Still, the agency gave the go-ahead to the first project funded by the tax that voters in 46 counties approved in July. The lead-off project is a $161,000 road repaving by the Toombs County government.
“It’s kind of a milestone for us,” said Mike Dover, the department’s administrator over the tax-funded projects.
When he said that to the state Transportation Board, mild applause broke out. In July, the first round of contracts will be let to the lowest bidders.
Voters in the Augusta, Columbus and Vidalia-Jesup regions agreed to pay an extra 1 percent on their purchases for 10 years or until $1.8 billion is raised. The Augusta region’s share will be $841 million for 84 projects agreed to by a regional panel and whatever local officials decide to fund with the city’s share of the 25 percent of collections that are undesignated.
In January and February, the Augusta region collected $9 million, sending $2.25 million in undesignated money to the counties.

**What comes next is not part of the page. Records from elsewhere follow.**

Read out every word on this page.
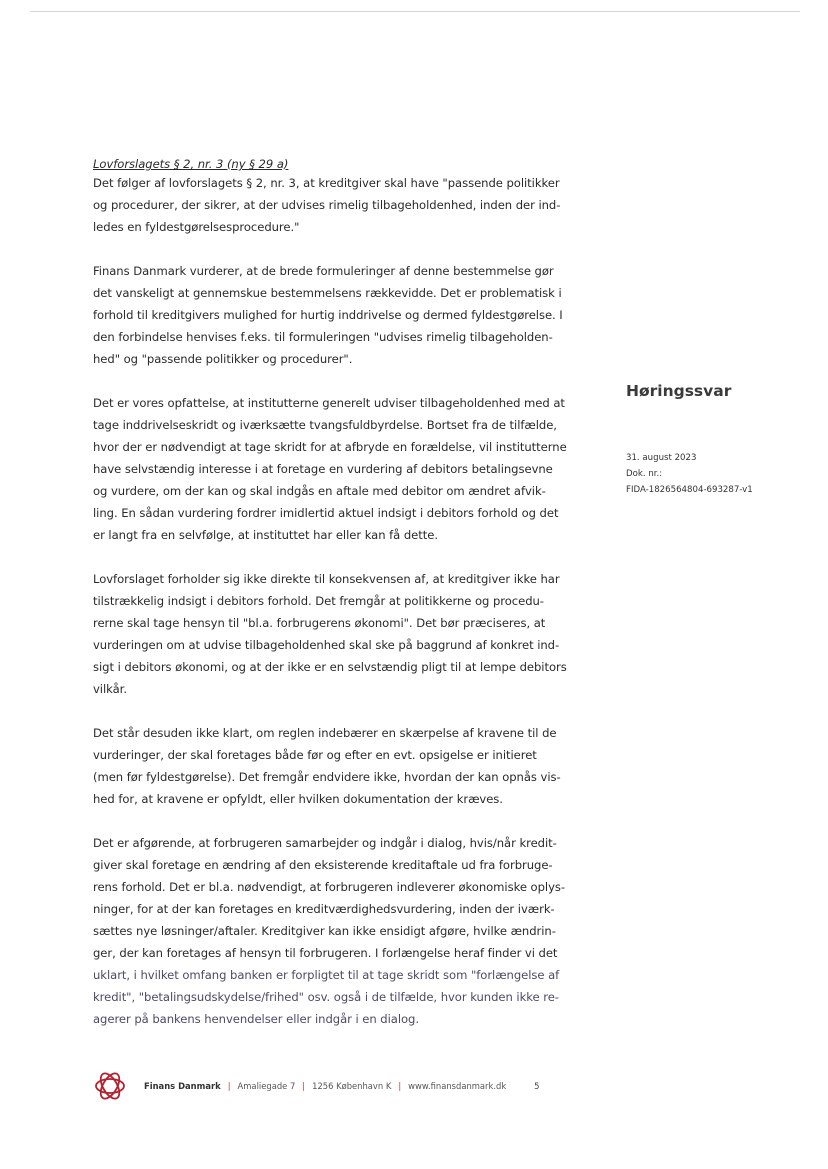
Lovforslagets § 2, nr. 3 (ny § 29 a)
Det følger af lovforslagets § 2, nr. 3, at kreditgiver skal have "passende politikker
og procedurer, der sikrer, at der udvises rimelig tilbageholdenhed, inden der ind-
ledes en fyldestgørelsesprocedure."
Finans Danmark vurderer, at de brede formuleringer af denne bestemmelse gør
det vanskeligt at gennemskue bestemmelsens rækkevidde. Det er problematisk i
forhold til kreditgivers mulighed for hurtig inddrivelse og dermed fyldestgørelse. I
den forbindelse henvises f.eks. til formuleringen "udvises rimelig tilbageholden-
hed" og "passende politikker og procedurer".
Det er vores opfattelse, at institutterne generelt udviser tilbageholdenhed med at
tage inddrivelseskridt og iværksætte tvangsfuldbyrdelse. Bortset fra de tilfælde,
hvor der er nødvendigt at tage skridt for at afbryde en forældelse, vil institutterne
have selvstændig interesse i at foretage en vurdering af debitors betalingsevne
og vurdere, om der kan og skal indgås en aftale med debitor om ændret afvik-
ling. En sådan vurdering fordrer imidlertid aktuel indsigt i debitors forhold og det
er langt fra en selvfølge, at instituttet har eller kan få dette.
Lovforslaget forholder sig ikke direkte til konsekvensen af, at kreditgiver ikke har
tilstrækkelig indsigt i debitors forhold. Det fremgår at politikkerne og procedu-
rerne skal tage hensyn til "bl.a. forbrugerens økonomi". Det bør præciseres, at
vurderingen om at udvise tilbageholdenhed skal ske på baggrund af konkret ind-
sigt i debitors økonomi, og at der ikke er en selvstændig pligt til at lempe debitors
vilkår.
Det står desuden ikke klart, om reglen indebærer en skærpelse af kravene til de
vurderinger, der skal foretages både før og efter en evt. opsigelse er initieret
(men før fyldestgørelse). Det fremgår endvidere ikke, hvordan der kan opnås vis-
hed for, at kravene er opfyldt, eller hvilken dokumentation der kræves.
Det er afgørende, at forbrugeren samarbejder og indgår i dialog, hvis/når kredit-
giver skal foretage en ændring af den eksisterende kreditaftale ud fra forbruge-
rens forhold. Det er bl.a. nødvendigt, at forbrugeren indleverer økonomiske oplys-
ninger, for at der kan foretages en kreditværdighedsvurdering, inden der iværk-
sættes nye løsninger/aftaler. Kreditgiver kan ikke ensidigt afgøre, hvilke ændrin-
ger, der kan foretages af hensyn til forbrugeren. I forlængelse heraf finder vi det
uklart, i hvilket omfang banken er forpligtet til at tage skridt som "forlængelse af
kredit", "betalingsudskydelse/frihed" osv. også i de tilfælde, hvor kunden ikke re-
agerer på bankens henvendelser eller indgår i en dialog.
Høringssvar
31. august 2023
Dok. nr.:
FIDA-1826564804-693287-v1
Finans Danmark | Amaliegade 7 | 1256 København K | www.finansdanmark.dk	5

Dover suggested that the weak collections were startup-related because it took some retailers awhile to realize they had to boost the tax rate and because smaller merchants that submit the tax quarterly will not have had to make their first payments. The March figures are not yet available.
“The good news is they’re trending upward,” he told the board.
Board member Don Grantham, of Augusta, said as work begins on the projects, voters who rejected the tax are likely to change their mind.
“A lot of people are seeing the things that we knew would happen,” he said.
Dover told the board that the DOT would contract with a university to track the economic impact of the tax but not the number of jobs created to complete the projects. Several board members bristled at that.
“If it wasn’t in the field, those jobs wouldn’t exist,” member Sam Wellborn said. “I think you ought to keep track of it.”
Grantham said proponents of the tax had predicted that if it passed statewide, 27,000 jobs would result.
“I think it’s important that we follow that to show we’re living up to our prediction,” he said. “A lot of people doubted that.”